Looks like pmd_trans_unstable()->pud_none_or_trans_huge_or_dev_or_clear_bad() would
I think you mean pmd_trans_unstable()->pmd_none_or_trans_huge_or_clear_bad()?
Yes!
return "0" in case we hit migration entry? :/
pmd_none_or_trans_huge_or_clear_bad() open-coded is_swap_pmd(), as it eventually checks !pmd_none() && !pmd_present() case.
Apologies for the late reply.
Ah, right, I missed the pmd_present() while skimming over this extremely horrible function.
So pmd_trans_unstable()->pmd_none_or_trans_huge_or_clear_bad() would return "1" and make us retry.

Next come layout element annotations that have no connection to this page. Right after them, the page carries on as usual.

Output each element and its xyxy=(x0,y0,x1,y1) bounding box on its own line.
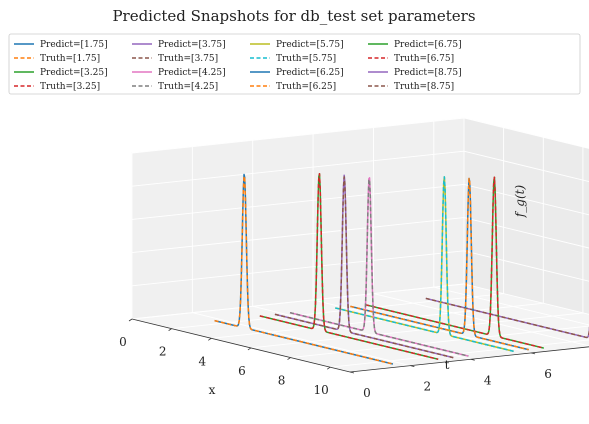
x-axis-label: x xyxy=(209,383,216,397)
x-tick xyxy=(168,328,172,331)
series-line xyxy=(259,172,439,360)
chart-title: Predicted Snapshots for db_test set para… xyxy=(112,7,475,25)
x-tick-label: 4 xyxy=(198,354,206,368)
legend-entry: Truth=[3.75] xyxy=(158,54,218,64)
legend-entry: Truth=[1.75] xyxy=(40,54,100,64)
legend-entry: Predict=[6.25] xyxy=(276,68,344,78)
x-tick xyxy=(128,318,133,322)
axes-panes xyxy=(131,117,589,373)
plot-area xyxy=(214,172,589,365)
x-tick xyxy=(326,366,331,370)
legend-entry: Predict=[5.75] xyxy=(276,40,344,50)
x-tick-label: 2 xyxy=(159,345,167,359)
axes-lines xyxy=(131,318,589,373)
y-tick xyxy=(410,365,415,368)
series-line xyxy=(289,178,469,357)
legend-entry: Predict=[8.75] xyxy=(394,68,462,78)
y-axis-line xyxy=(349,346,589,373)
legend: Predict=[1.75] Truth=[1.75] Predict=[3.25]… xyxy=(8,33,581,95)
x-tick xyxy=(287,357,291,360)
x-tick xyxy=(247,347,252,351)
x-axis-line xyxy=(131,318,351,373)
series-line xyxy=(214,175,394,365)
y-tick-label: 4 xyxy=(484,373,492,387)
grid-line xyxy=(131,117,589,154)
legend-entry: Truth=[8.75] xyxy=(394,82,454,92)
y-tick-label: 6 xyxy=(544,367,552,381)
legend-entry: Predict=[4.25] xyxy=(158,68,226,78)
x-tick-label: 6 xyxy=(238,364,246,378)
legend-entry: Predict=[3.75] xyxy=(158,40,226,50)
legend-entry: Truth=[6.25] xyxy=(276,82,336,92)
z-axis-label: f_g(t) xyxy=(513,185,527,219)
grid-line xyxy=(290,325,589,358)
legend-entry: Predict=[1.75] xyxy=(40,40,108,50)
legend-entry: Truth=[5.75] xyxy=(276,54,336,64)
x-tick-label: 8 xyxy=(278,374,286,388)
grid-line xyxy=(131,250,589,287)
y-tick xyxy=(470,358,475,361)
series-line xyxy=(365,176,544,349)
axes-ticks: 024681002468100.00.20.40.60.81.0 xyxy=(119,318,552,400)
y-tick xyxy=(530,352,536,355)
series-line xyxy=(425,297,589,339)
legend-entry: Predict=[3.25] xyxy=(40,68,108,78)
legend-entry: Truth=[6.75] xyxy=(394,54,454,64)
legend-entry: Predict=[6.75] xyxy=(394,40,462,50)
legend-entry: Truth=[4.25] xyxy=(158,82,218,92)
x-tick-label: 10 xyxy=(314,383,329,397)
y-tick-label: 2 xyxy=(424,380,432,394)
legend-entry: Truth=[3.25] xyxy=(40,82,100,92)
y-tick-label: 0 xyxy=(363,386,371,400)
x-tick-label: 0 xyxy=(119,335,127,349)
x-tick xyxy=(208,337,212,341)
grid-line xyxy=(131,283,589,320)
series-line xyxy=(335,176,514,353)
y-tick xyxy=(349,371,355,374)
grid-line xyxy=(131,150,589,187)
legend-frame xyxy=(8,33,581,95)
grid-line xyxy=(330,339,589,368)
series-line xyxy=(274,176,454,359)
y-axis-label: t xyxy=(445,358,450,372)
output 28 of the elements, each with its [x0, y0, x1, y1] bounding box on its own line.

We don't retry in pre-6.5 kernels because retrying is a new behavior after commit 670ddd8cdcbd1.
:/
It'd be more robust to do something like:
That's also what I had in mind. But all this lockless stuff makes me a bit nervous :)
Yeah the code is not very straightforward... :/
But technically the diff that I pasted here should be enough to fix this... or do you have any alternative approach in mind?
Hopefully, I'm not convinced this code is not buggy, but at least regarding concurrent migration it should be fine with that.
I've been thinking about this...
Actually, it'll make more sense to open-code what pte_map_offset_lock() does in the mainline:
- do not remove the "bad pte" checks, because pte_offset_map() in pre-6.5 kernels doesn't do the check for us unlike the mainline.
- check is_swap_pmd(), pmd_trans_huge(), pmd_devmap() without ptl, but atomically.
- after acquiring ptl in change_pte_range(), check if pmd has changed since step 1 and 2. if yes, retry (like mainline). if no, we're all good.
What do you think?
Only for -stable, right? Does not sound too wrong for me, but I would have to take a closer look at the end result!